AI Meets Heart Health

Cardiologist Amogh Karnik (MSAI ‘24) has a new opportunity to combine his patient care with AI innovation, including a chatbot he developed to help patients understand test results and plan their next steps.

A patient’s test results come back with reason for concern–an elevated cholesterol level with potential cardiac complications.  

Amogh Karnik (MSAI '24), a cardiologist at Northwestern Medicine, is spending late nights and long weekends developing AI systems to interact with patients to anticipate and answer their questions about what comes next.  

This type of non-traditional work for a practicing physician is powered by what Karnik learned throughNorthwestern Engineering's Master of Science in Artificial Intelligence (MSAI) program. Karnik is a recent graduate of the MSAI+X program, an offshoot of the traditional offering geared toward those with advanced degrees such as medical doctorates.  

“I was always interested in merging the two areas of engineering and medicine,” Karnik said. “That's what led me to pursue MSAI as part of my cardiology fellowship training.”  

Now that training stands to benefit cardiac patients in Northwestern Medicine’s system.   

Karnik sees patients during the day and works on his AI projects on his own time. In September, however, he transferred from Northwestern Memorial Hospital to the system’s Palos Hospital in Palos Heights, Illinois, a smaller facility that tests new approaches before launching successful ones systemwide.  

He spends four days seeing patients at Palos and has one protected day for his AI research. That work to integrate AI into the doctor-patient relationship comes at a time of growing trust between humans and medically empowered technology. Right now, nearly 40 percent of Americans surveyed by research consultancy Censuswide said they trust tools such as ChatGPT in navigating their healthcare decisions.  

That number is actually higher—52 percent—for those aged 45 to 54. This age range matches the ages people most frequently develop heart issues. 

Cardiac patients undergo a plethora of tests, the results of which provide hundreds and sometimes thousands of data points that can create a mountain of information no human can efficiently rifle through to accurately and effectively spot trends. AI excels at doing exactly that.  

The large language model Karnik built interprets patients’ lab test results and offers them the opportunity to engage with a chatbot to review them and discuss how they can improve their cardiovascular health.  

Karnik credited Tyler Smith (MSAI '24), an AI fellow in Northwestern's Bluhm Cardiovascular Institute, and Jonathan Hourmozdi (MSAI '24), an advanced heart failure cardiologist at Northwestern Medicine, with helping the chatbot interpret test results.  

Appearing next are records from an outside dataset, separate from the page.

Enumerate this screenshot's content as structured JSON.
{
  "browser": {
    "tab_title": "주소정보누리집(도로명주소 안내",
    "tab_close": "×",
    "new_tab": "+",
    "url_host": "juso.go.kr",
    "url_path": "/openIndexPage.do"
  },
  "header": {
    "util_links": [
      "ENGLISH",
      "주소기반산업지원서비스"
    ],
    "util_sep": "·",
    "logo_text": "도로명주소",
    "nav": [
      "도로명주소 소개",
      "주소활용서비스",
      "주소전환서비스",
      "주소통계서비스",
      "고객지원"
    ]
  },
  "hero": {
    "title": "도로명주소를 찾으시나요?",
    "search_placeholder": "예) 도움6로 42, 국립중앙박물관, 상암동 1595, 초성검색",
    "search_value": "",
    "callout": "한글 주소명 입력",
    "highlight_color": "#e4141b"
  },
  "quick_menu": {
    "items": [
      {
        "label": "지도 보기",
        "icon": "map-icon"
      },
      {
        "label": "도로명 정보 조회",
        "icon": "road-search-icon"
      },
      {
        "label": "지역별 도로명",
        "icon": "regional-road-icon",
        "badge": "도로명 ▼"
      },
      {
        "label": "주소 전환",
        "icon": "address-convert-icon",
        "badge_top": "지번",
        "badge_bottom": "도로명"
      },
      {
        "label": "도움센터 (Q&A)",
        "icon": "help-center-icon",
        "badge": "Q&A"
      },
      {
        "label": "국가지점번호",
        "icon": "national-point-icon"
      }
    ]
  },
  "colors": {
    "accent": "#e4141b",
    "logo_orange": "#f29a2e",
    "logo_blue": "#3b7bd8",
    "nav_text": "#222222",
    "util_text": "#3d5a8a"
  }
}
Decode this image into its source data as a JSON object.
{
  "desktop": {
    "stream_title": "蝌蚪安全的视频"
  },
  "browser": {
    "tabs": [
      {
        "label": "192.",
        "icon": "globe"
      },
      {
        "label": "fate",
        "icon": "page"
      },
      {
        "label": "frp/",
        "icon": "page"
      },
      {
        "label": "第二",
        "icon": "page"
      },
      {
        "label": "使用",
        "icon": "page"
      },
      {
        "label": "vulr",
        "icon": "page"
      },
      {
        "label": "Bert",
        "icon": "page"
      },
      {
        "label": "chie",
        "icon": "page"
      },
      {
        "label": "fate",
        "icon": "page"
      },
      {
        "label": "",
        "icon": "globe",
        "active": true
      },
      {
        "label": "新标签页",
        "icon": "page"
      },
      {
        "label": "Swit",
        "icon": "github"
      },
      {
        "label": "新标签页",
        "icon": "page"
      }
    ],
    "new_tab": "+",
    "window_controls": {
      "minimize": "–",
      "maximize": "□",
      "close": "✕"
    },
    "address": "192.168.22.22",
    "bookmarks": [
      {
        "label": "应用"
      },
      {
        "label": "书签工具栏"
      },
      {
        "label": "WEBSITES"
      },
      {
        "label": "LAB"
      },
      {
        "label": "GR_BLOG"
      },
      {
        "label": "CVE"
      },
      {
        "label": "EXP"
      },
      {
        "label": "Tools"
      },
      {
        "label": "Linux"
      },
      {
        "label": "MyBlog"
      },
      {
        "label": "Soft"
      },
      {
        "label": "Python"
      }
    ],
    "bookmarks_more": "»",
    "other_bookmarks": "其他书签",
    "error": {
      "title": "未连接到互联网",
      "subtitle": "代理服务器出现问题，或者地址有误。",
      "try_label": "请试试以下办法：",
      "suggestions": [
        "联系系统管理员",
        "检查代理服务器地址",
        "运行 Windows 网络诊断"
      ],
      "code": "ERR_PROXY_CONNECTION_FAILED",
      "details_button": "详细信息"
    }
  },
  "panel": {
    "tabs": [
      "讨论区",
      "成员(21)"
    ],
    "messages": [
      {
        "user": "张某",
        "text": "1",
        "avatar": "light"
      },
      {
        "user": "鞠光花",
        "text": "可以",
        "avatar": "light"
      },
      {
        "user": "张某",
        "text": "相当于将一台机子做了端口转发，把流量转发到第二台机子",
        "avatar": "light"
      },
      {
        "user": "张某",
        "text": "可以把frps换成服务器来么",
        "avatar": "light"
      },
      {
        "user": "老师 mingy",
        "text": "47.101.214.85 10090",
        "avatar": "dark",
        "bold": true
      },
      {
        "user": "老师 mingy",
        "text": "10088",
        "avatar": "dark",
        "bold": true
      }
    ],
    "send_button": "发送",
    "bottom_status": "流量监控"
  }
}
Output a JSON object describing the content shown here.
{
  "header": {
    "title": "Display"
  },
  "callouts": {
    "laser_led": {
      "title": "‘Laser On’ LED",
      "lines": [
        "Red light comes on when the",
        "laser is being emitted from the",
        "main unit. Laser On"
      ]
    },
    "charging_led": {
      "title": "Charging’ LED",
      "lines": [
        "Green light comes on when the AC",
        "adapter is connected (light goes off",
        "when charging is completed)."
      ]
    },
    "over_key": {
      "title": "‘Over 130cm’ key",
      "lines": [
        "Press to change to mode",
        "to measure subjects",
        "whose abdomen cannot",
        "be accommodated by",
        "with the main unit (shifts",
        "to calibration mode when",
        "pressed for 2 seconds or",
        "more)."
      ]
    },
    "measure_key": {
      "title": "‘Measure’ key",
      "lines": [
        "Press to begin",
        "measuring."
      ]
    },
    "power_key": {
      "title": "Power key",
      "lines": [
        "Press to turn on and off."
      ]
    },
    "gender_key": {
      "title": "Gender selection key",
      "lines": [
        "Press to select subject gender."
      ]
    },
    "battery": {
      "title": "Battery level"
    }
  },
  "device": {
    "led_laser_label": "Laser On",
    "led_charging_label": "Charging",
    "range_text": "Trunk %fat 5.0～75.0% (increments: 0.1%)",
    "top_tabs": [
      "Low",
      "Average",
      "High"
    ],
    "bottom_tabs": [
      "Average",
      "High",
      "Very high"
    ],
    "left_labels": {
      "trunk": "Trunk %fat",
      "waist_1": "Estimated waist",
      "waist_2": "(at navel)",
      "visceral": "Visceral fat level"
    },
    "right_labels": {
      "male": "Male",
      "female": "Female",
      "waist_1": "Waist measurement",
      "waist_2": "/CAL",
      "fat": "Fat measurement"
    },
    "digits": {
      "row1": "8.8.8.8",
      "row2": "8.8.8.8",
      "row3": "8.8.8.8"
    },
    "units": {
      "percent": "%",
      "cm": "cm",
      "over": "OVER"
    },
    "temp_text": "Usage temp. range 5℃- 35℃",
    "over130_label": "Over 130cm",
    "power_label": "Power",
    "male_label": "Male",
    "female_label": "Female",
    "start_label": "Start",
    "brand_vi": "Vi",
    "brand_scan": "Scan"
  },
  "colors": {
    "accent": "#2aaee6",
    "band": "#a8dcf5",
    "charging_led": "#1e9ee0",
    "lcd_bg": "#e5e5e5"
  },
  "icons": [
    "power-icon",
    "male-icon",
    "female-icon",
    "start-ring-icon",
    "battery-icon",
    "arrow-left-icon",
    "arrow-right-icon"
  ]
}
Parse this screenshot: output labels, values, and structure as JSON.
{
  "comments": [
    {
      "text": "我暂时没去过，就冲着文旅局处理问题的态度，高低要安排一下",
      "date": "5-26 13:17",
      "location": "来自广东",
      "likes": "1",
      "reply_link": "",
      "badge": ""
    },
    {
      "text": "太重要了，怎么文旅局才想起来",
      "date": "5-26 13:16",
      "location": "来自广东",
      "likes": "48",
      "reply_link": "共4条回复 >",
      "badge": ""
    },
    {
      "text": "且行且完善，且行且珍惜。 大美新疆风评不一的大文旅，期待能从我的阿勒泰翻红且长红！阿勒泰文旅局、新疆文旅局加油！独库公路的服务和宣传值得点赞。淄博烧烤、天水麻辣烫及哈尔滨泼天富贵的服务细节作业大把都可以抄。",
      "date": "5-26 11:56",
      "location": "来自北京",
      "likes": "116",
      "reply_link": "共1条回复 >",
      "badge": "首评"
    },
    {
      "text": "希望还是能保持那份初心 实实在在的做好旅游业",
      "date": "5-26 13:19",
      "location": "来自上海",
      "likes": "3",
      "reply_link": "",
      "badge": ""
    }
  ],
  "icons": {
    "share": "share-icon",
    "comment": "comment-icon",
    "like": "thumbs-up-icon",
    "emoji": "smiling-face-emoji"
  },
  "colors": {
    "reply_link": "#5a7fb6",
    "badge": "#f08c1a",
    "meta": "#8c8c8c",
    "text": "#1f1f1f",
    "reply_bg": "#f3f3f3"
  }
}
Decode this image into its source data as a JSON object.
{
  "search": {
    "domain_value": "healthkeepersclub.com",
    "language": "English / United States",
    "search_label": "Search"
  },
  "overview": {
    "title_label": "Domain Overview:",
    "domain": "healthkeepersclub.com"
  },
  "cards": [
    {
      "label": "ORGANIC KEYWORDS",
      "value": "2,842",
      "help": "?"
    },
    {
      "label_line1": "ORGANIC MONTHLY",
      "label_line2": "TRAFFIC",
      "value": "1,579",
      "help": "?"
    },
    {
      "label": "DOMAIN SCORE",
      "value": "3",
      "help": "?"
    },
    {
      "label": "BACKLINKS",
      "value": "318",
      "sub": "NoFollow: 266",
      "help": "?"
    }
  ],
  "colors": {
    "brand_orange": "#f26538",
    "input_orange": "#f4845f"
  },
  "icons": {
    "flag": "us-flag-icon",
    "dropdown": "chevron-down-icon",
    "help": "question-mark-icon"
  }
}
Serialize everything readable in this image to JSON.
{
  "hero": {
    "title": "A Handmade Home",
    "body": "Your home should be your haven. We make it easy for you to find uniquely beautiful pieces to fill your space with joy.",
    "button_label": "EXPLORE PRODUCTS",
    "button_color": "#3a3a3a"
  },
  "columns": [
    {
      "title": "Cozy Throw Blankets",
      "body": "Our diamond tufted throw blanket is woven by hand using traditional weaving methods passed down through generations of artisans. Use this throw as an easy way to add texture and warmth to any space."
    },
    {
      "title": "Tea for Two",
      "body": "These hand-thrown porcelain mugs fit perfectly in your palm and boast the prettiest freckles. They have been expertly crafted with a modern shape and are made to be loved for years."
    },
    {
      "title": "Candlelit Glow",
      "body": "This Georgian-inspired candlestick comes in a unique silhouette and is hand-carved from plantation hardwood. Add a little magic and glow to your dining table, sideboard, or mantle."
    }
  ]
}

“We have so much data that we collect on patients, and so that makes it a very rich source of material for machine learning and AI,” he said. “That's what this field is about: How do you tell a story with the data that you have?”  

That story, personalized to each patient, becomes one that can increasingly be told well by AI systems like the ones Karnik is creating. 

“There are not a lot of places and people doing this type of work,” he said. “It’s really exciting to be at the forefront and be thinking about these things, not just from an academic standpoint but from an actual clinical patient care standpoint. These are things that can actually improve how we care for patients. I think it's really important.”